Complexity starts when exception kicks in
In the past week I have seen parts of the parliamentary debate known as the "kindertoeslagen affaire". This debate tries to untangle the timeline of events in the governmental organisations up to and including the ministerial level.
At some moments, I must admit, I watched this with a certain feel of shame and disbelieve. Without naming the people that have been interviewed so far, I find it sad to observe so much lack of active leadership and an almost structural acceptance of "it is what it is".
Should I be surprised? How does this link to all my lessons learned about leadership?
Clearly, with the knowledge and experience working with governmental institutes for many years, it are not cost (except when it comes to budgeting) or time being the driving factors, but compliance. Compliance is king: "If you follow the book, you are ok". And of course, it is much easier to explain what the rules are, even if it may sound totally illogical or even irrational than to try and place yourself in the position of whoever is concerned and apply your (backed) common sense.
In that case, rules become alive and are interpreted because of their existence, why they were made in the first place, and not to disrupt, frustrate or let down the people they ultimately were made for; the civilians.

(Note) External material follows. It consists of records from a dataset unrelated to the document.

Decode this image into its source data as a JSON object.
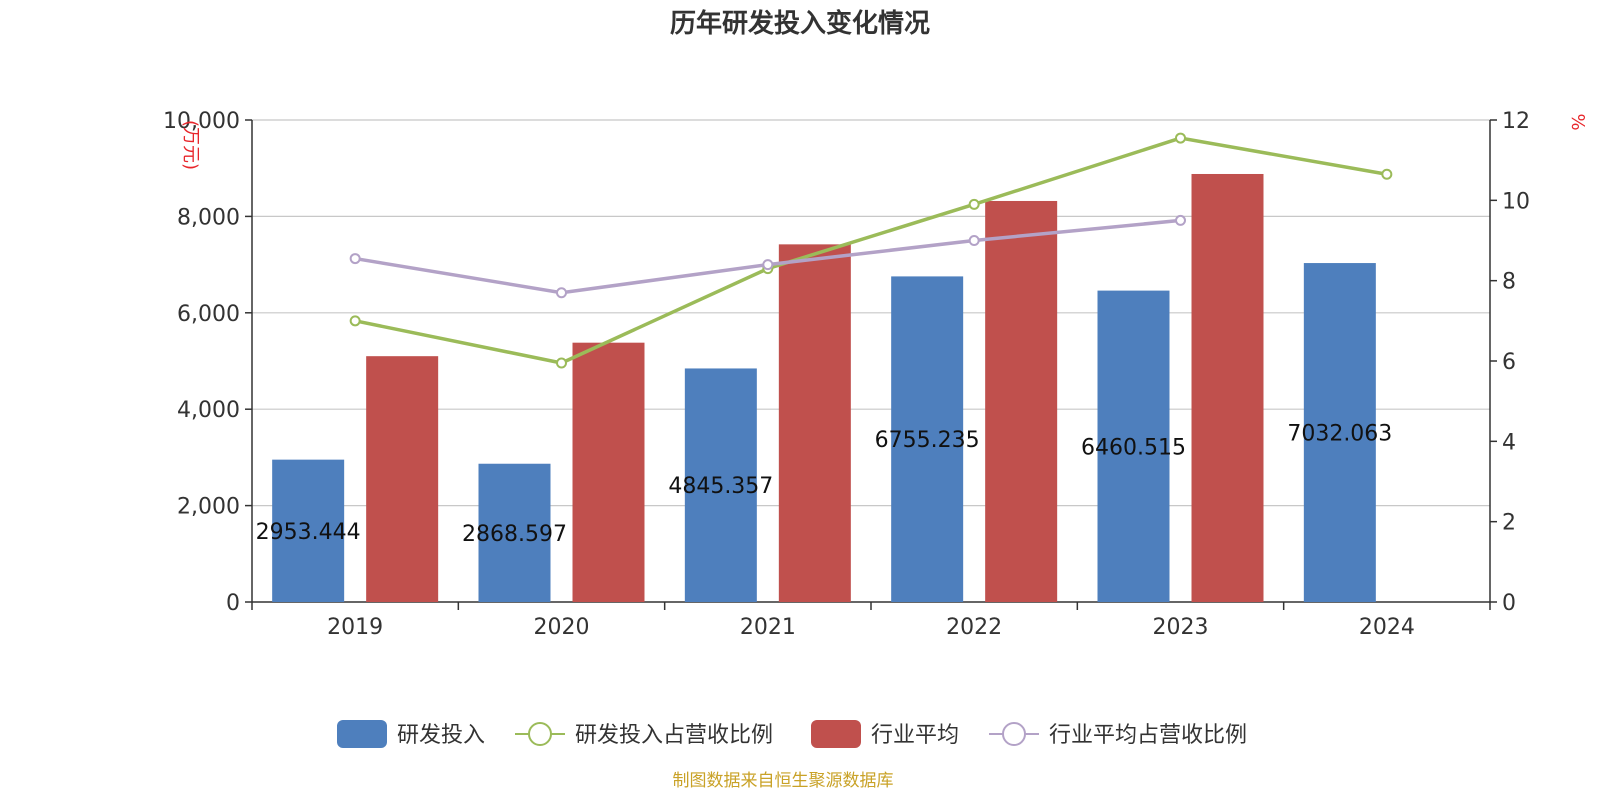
{
  "chart_data": {
    "type": "bar",
    "title": "历年研发投入变化情况",
    "categories": [
      "2019",
      "2020",
      "2021",
      "2022",
      "2023",
      "2024"
    ],
    "y_left": {
      "unit": "(万元)",
      "ticks": [
        "0",
        "2,000",
        "4,000",
        "6,000",
        "8,000",
        "10,000"
      ],
      "range": [
        0,
        10000
      ]
    },
    "y_right": {
      "unit": "%",
      "ticks": [
        "0",
        "2",
        "4",
        "6",
        "8",
        "10",
        "12"
      ],
      "range": [
        0,
        12
      ]
    },
    "grid": true,
    "legend_position": "bottom",
    "series": [
      {
        "name": "研发投入",
        "kind": "bar",
        "axis": "left",
        "color": "#4e7fbd",
        "values": [
          2953.444,
          2868.597,
          4845.357,
          6755.235,
          6460.515,
          7032.063
        ],
        "labels": [
          "2953.444",
          "2868.597",
          "4845.357",
          "6755.235",
          "6460.515",
          "7032.063"
        ]
      },
      {
        "name": "研发投入占营收比例",
        "kind": "line",
        "axis": "right",
        "color": "#9bbb59",
        "values": [
          7.0,
          5.95,
          8.3,
          9.9,
          11.55,
          10.65
        ]
      },
      {
        "name": "行业平均",
        "kind": "bar",
        "axis": "left",
        "color": "#c0504d",
        "values": [
          5100,
          5380,
          7420,
          8320,
          8880,
          null
        ]
      },
      {
        "name": "行业平均占营收比例",
        "kind": "line",
        "axis": "right",
        "color": "#b3a2c7",
        "values": [
          8.55,
          7.7,
          8.4,
          9.0,
          9.5,
          null
        ]
      }
    ]
  },
  "footer": "制图数据来自恒生聚源数据库"
}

Backed common sense. A second point of concern is the way how this has become part of the hierarchical system. Like large international complex commercial organisations, the hierarchical lines are likewise complex. And sometimes it is difficult to understand where responsibilities lie. However, in commercial organisations, unclarities in responsibilities that lead to negative impact on results, will seldom be kept unchanged. This is mostly not the case in government structures. Of course this leads to intense discussions, maybe additional studies or public debates. But unlike commercial organisations changes in the governmental hierarchy are almost impossible.
And if changes are almost inevitable, nobody in line should be against. Only if nobody is against, there is ample chance to get the governance model adapted.
So, what does this mean?
Adding the two concerns, governmental hierarchies are no more than operationalized factories, focussing on compliancy and efficiency, doing repetitive work with internalized targets that are totally alienized from her client. Every initiative to change, gets stuck in the mud. It takes a lot of energy to get out of the mud, and so does changing the governmental system.
This is more of a cultural thing and therefore applying leadership best practice within the hierarchical system is challenging if you do not cage the compliance beast.
So where do I see leadership make the difference?
My suggestion is to keep the factories continue to do what they do best, maybe even improve on their efficiency. Existing leaders have proven for many years they are masters of following the compliancy route. However, the upgraded factories should not be polluted anymore with exceptions. Prime new principle: Exception handling is excluded, unless... Exception handling is the playing field of new leadership, with a solution oriented mindset and a clear set of client (civilian) driven objectives.
A huge task, maybe, but I am strongly convinced there is an increasing cry for change out of society, and deviate from "it is what it is" and apply the rules as they are intended, also in the grey zone. This set of interviews just highlighted this desire once more. The question is, did we arrive at the tipping point?